First opening of my hives this year.

I took the opportunity to open my hives on a nice day at the weekend and check to see if the activity of the flying bees bringing pollen into the hive indicates that I have laying queens inside. I don’t want to have the hives open for long because if the bees and their young get chilled, they will die, so all I want to see is evidence of a laying queen. Once I see eggs, larvae and capped worker cells, I will replace the queen ‘excluder’ (which I took off for the winter, allowing the queen to have access to the whole hive during the cold weather, but during the summer I want her to stay in the brood box. Hopefully the hive will store honey for me to harvest as the year progresses. More on that later.

I’m pleased to say that all the hives have evidence of an active queen, even the weak one, so I’m a happy beekeeper. Although I also know I’m not allergic to bee stings after the opening because one of my hives had some wild comb that the bees had build, and they didn’t enjoy me breaking it down and removing it. They were very cross. I had to do it because it was difficult to open the hive with the wild comb sticking bits together but the bees let me know that they were not happy about it!
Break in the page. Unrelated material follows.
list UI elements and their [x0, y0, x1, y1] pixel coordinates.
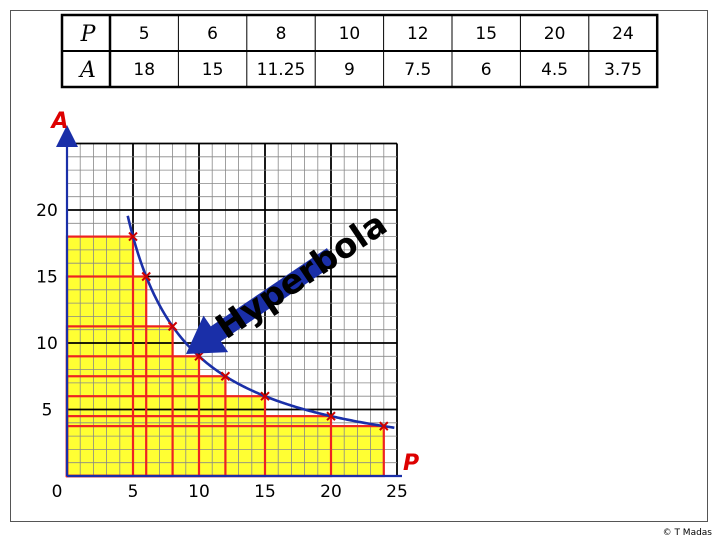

Over the next few weeks, while keeping an eye on the activity in the hives, I will get some supers ready (the layers added inside the hive where they store their honey) to add them because I can see the fields of oil seed rape near me have shot up with the warm weather and will burst into flower soon and I want to be ahead of the bees, giving them plenty of space to store honey before this happens. If they run out of space, they will be encouraged to swarm early in the year and will be off so I want to avoid that, if possible.